Beryl poised for landfall on Southern Atlantic coast
By the CNN Wire Staff
(CNN) — Tropical storm conditions were forecast Sunday for areas of the Atlantic coast from northeastern Florida to southern South Carolina as Subtropical Storm Beryl approached, forecasters said.
Beryl was a little stronger on Sunday, according to the National Hurricane Center, and will dump several inches of rain and bring high winds and coastal flooding to the area, putting a damper on the holiday weekend.
As of late Sunday morning, the center of Beryl was located about 125 miles east of Jacksonville, Florida, and about 135 miles east-southeast of Brunswick, Georgia, forecasters said. Packing maximum sustained winds of near 60 mph, Beryl was moving west at about 10 mph.
A tropical storm warning was in effect from the Volusia-Brevard county line in Florida to Edisto Beach, South Carolina.
“Tropical storm conditions are expected to first reach the coast within the warning area … late this morning or this afternoon and continue through tonight,” the hurricane center said.
In addition, a storm surge and high tide will cause coastal flooding of 1 to 3 feet, and dangerous surf conditions including rip currents are expected through the weekend in the warning area.

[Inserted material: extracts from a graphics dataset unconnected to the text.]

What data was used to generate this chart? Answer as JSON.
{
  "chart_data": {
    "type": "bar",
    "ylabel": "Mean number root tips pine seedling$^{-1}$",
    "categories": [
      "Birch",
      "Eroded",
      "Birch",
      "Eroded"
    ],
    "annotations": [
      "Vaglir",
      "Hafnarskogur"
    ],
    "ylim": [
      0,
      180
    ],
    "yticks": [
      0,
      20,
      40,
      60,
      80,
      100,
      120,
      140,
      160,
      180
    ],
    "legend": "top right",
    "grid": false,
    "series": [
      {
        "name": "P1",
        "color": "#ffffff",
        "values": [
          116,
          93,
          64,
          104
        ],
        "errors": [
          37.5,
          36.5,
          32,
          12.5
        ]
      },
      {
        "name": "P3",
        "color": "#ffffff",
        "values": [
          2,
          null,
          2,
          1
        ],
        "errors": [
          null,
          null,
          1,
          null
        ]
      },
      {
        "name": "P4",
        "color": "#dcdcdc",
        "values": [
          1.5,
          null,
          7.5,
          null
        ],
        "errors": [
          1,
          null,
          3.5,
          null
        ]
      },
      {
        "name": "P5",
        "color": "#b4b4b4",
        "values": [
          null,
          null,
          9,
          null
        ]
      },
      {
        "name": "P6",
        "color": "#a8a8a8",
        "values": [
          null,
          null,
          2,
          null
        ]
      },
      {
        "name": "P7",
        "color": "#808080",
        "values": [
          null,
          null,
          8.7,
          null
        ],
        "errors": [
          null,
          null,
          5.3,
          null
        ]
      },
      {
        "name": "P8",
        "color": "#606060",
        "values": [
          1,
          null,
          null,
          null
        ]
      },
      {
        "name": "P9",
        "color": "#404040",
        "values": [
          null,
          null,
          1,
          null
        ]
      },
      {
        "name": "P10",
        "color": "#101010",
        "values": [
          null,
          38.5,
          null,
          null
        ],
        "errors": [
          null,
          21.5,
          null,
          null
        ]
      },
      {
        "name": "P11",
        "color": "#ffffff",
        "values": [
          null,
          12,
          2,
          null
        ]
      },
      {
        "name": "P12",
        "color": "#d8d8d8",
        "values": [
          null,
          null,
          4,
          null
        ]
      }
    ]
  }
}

Beryl is expected to dump 3 to 6 inches of rain along the Southeastern coasts. Tropical storm-force winds of at least 39 mph extend outward up to 90 miles from the storm’s center, the hurricane center said.
The forecast track shows Beryl making landfall in northeastern Florida likely sometime Sunday, then circling around into southeastern Georgia and South Carolina before heading back out to sea Tuesday or Wednesday. Little change in strength is forecast prior to landfall, forecasters said. Beryl is expected to weaken to a tropical depression while over land Monday.
Although the storm will bring much-needed rain to the region, officials warned of heavy rainfall and gusty winds.
“Residents and visitors along the northeast coast should closely monitor this system and use caution on roadways,” said Amy Godsey, Florida Division of Emergency Management state meteorologist, according to CNN affiliate Central Florida News 13.
Some, however, remained determined to enjoy their holiday regardless of the weather.
“We enjoy the storms. We live here,” Teri Hood told Central Florida News 13. “As long as there are cocktails for the weekend, that’s it.”